Dan menurut saya berita TV sering di ulang-ulang…dan kalau gambar kekerasan rasanya menyebalkan..padahal TV ditonton siapa aja, dan anak kecil juga.
(masih sedih saat meninjau Ponpes Suryalaya, anak 10 tahun udah kena narkoba).
saya gak berminat jadi wartawan,
soalnya klo yang saya denger sih,
wartawan itu suka datang ke kantor2 dinas buat minta-in duit…
ataw mungkin itu oknum nya, tapi oknum nya banyak, tiap hari ganti2…
Masih minat ndoro. alasan saya masuk komunikasi kan awalnya karena pengen jadi wartawan. tapi saya minatnya ke sepakbola dan musik, Ndoro. politik bikin capek…

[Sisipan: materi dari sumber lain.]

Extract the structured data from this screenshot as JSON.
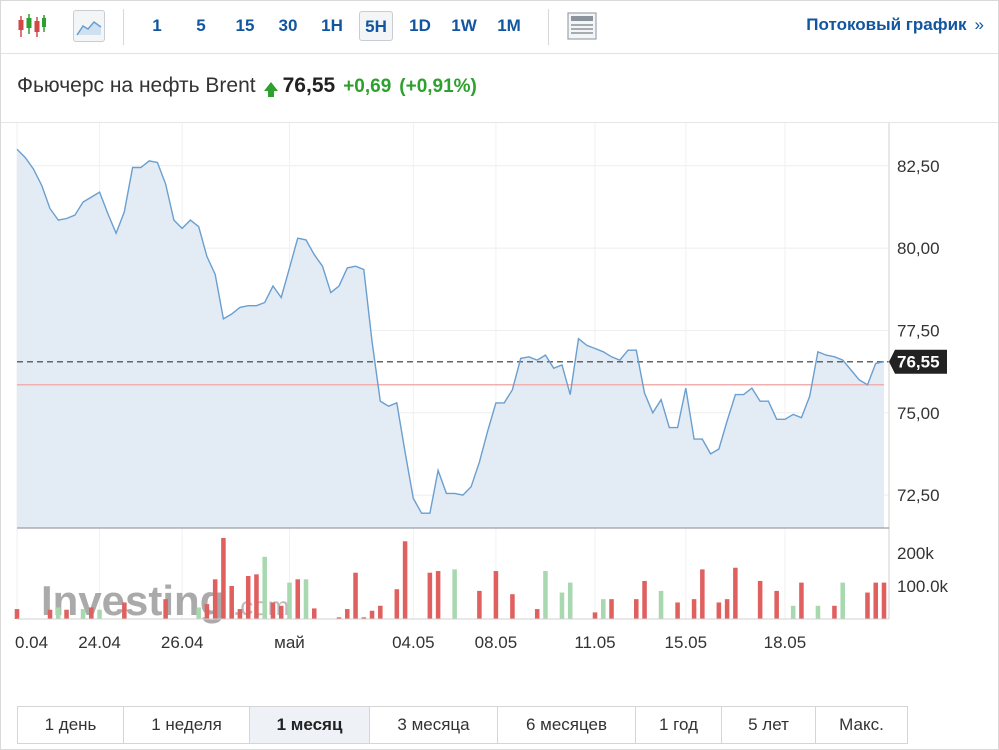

pekerjaan wartawan memang berat, namun wartawan tentu masih manusia sehingga juga masih bisa berbuat salah
Saya tidk berpihak pada siapapun. Tapi tv one banyak salahnya. dulu aja nurdin belum ditangkap bilangnya udah ditangkap. anehnya tivi one itu terlalu membesar-besarkan masalah seperti sangat gawat gitu,jadinya bikin risih aja. sepeeerti kasus manuhara seolah sangat gawat, padahal kasus biasa. lihat aja hasil akhirnya. dan banyak kasus2 yang lain.
salam kenal ndoro.
Untuk case TVOne, sy pernah lihat dengan mata kepala sendiri Ecep S yasa melakukan manipulasi seolah terjadi baku tembak sewaktu pengepungan teroris di Temanggung. Makanya yg skrg, dah gak aneh lagi. Usut terus Polri!
ya, memang media harus lebih selektif lagi. Dan jangan juga asal cari berita yang heboh dan menarik karena kontroversi. Media harus membangun. Dan memang harus konstruksionis. media tidak mesti harus objektif, karena harus berpihak pada kebenaran dan keadilan. Jika pun ada salah, tidak perlu sungkan untuk meralat..
hmmh,, jd bingung,, g enak jd wartawa,..
ko gtu y.. pernah dgr brta’y aj tp gak ngikutin perkmbangannya, soal’y dkosan gak ad tv c.hmh
susah jdi wartawan, krjanya ngurusin orng trus…
Ga sengaja baca kasus lama ini, sampe sekarang masih ngakak aja kalo inget.